The “old and new diaspora” distinctions are at the center of a diaspora project we have been undertaking at the African Centre for the Study of the United States in partnership with the Center for African Studies at Howard University. One of the products of this work was the publication of thought leadership articles entitled African Diaspora- before and after COVID-19. A review of the publication reveals interesting perspectives.
Although the old and new diaspora is often analyzed more from an Africa-United States viewpoint, there is a great yearning to incorporate perspectives from other regions.
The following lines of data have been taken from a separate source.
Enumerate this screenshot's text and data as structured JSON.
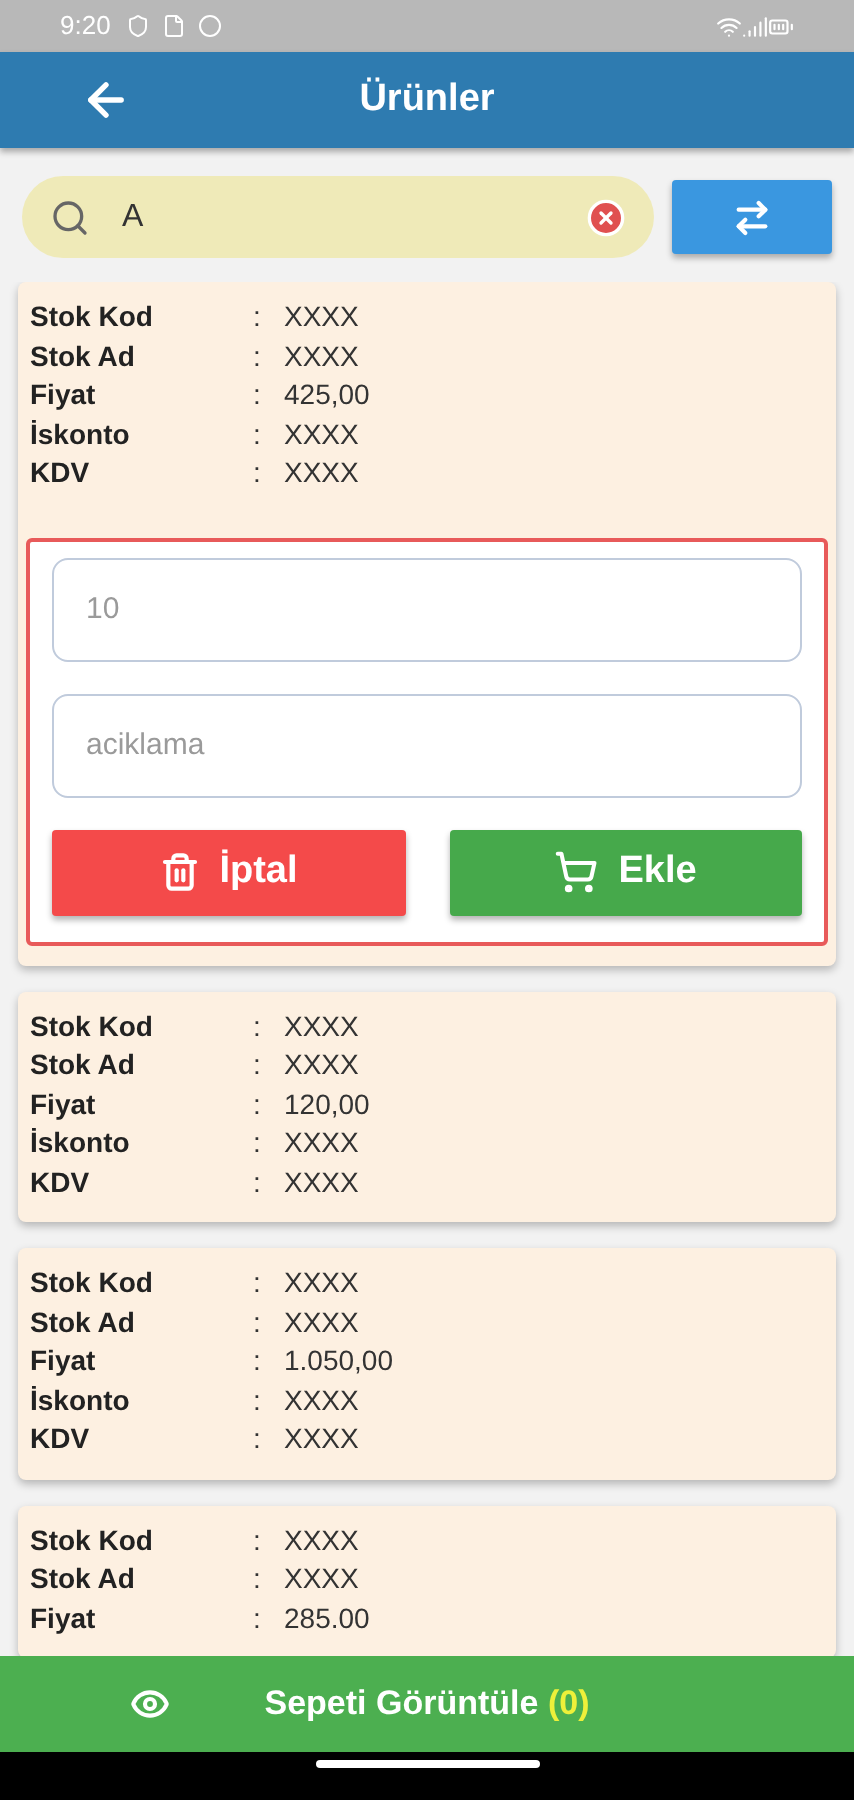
{
  "status_bar": {
    "time": "9:20"
  },
  "app_bar": {
    "title": "Ürünler"
  },
  "search": {
    "value": "A"
  },
  "products": [
    {
      "fields": [
        {
          "label": "Stok Kod",
          "colon": ":",
          "value": "XXXX"
        },
        {
          "label": "Stok Ad",
          "colon": ":",
          "value": "XXXX"
        },
        {
          "label": "Fiyat",
          "colon": ":",
          "value": "425,00"
        },
        {
          "label": "İskonto",
          "colon": ":",
          "value": "XXXX"
        },
        {
          "label": "KDV",
          "colon": ":",
          "value": "XXXX"
        }
      ],
      "editor": {
        "quantity_placeholder": "10",
        "note_placeholder": "aciklama",
        "cancel": "İptal",
        "add": "Ekle"
      }
    },
    {
      "fields": [
        {
          "label": "Stok Kod",
          "colon": ":",
          "value": "XXXX"
        },
        {
          "label": "Stok Ad",
          "colon": ":",
          "value": "XXXX"
        },
        {
          "label": "Fiyat",
          "colon": ":",
          "value": "120,00"
        },
        {
          "label": "İskonto",
          "colon": ":",
          "value": "XXXX"
        },
        {
          "label": "KDV",
          "colon": ":",
          "value": "XXXX"
        }
      ]
    },
    {
      "fields": [
        {
          "label": "Stok Kod",
          "colon": ":",
          "value": "XXXX"
        },
        {
          "label": "Stok Ad",
          "colon": ":",
          "value": "XXXX"
        },
        {
          "label": "Fiyat",
          "colon": ":",
          "value": "1.050,00"
        },
        {
          "label": "İskonto",
          "colon": ":",
          "value": "XXXX"
        },
        {
          "label": "KDV",
          "colon": ":",
          "value": "XXXX"
        }
      ]
    },
    {
      "fields": [
        {
          "label": "Stok Kod",
          "colon": ":",
          "value": "XXXX"
        },
        {
          "label": "Stok Ad",
          "colon": ":",
          "value": "XXXX"
        },
        {
          "label": "Fiyat",
          "colon": ":",
          "value": "285.00"
        }
      ]
    }
  ],
  "cart_button": {
    "label": "Sepeti Görüntüle",
    "count": "(0)"
  }
}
After a call for the thought leadership articles, we received contributions dealing with migrations internal to Africa, suggesting that the old and new diaspora phenomenon is very much part of the African diaspora and African studies phenomena. The question to be posed is, what do migrations, say from Malawi to South Africa, differ between the apartheid and post-apartheid era? One of the contributors for instance points to neglected African migrations to Eastern Europe. Two point out the crisis of immigration from Africa to Europe the racial problems facing African youth in the UK and linkages with the Black Lives Matter movements in the US. Yet another discusses the Israel/Jew-African diaspora dimension.
Reference to Black Lives Matter indeed introduces another iteration of the old and new diaspora. For instance, one of the founders, Opal Tometi, is a daughter of Nigerian immigrants to the United States. It had indeed been observed that the children of African immigrants to the United States show a split identity between the old and new diaspora categories. In this category falls former US President Barack Obama whose father was a Kenyan immigrant to the US and who has family members in Kenya. Many of the diasporan who straddle the old and new divide also circulate between the continent and the US, defying fine-cut categorization. It has also been pointed out that new generations of Africans born to African migrant parents have closer affinities with the old diaspora.
The Covid-19 struck at a time when the back-to-Africa idea was rebounding in Africa. Ghanaian President Nana Akufo-Addo declared 2019 the year of the return, commemorating 400 years since the arrival of a ship carrying African slaves on the eastern coast of the US. popularised by Marcus Garvey – under the banner of the Universal Negro Improvement Association (UNIA) in the early 20th century – This built on waves of back-to-Africa migrations that started in the eighteenth century with Liberia and Sierra Leone as destinations. These emigrations were not extremely popular, with many of the old diasporans electing to remain in the US and some circulating between the US and African countries. The latter trends seem to continue today as many old diaspora emigrants maintain links with the US and many new diasporans maintain links with their African ancestry. Thus, we can start talking of a hybrid diaspora rather than a clean cut old and new diaspora.
In both the United States and Africa, Covid-19 had devastating effects born of inequalities – domestic and global. In the US, the murder of George Floyd galvanized social justice movements that reverberated in African diasporas and on the continent. Anecdotal evidence pinpoints the intense stereotyping that came with Covid-19 as one of the factors that led them to emigrate. Yet not much has been written on this. It is a research gap worth investigating.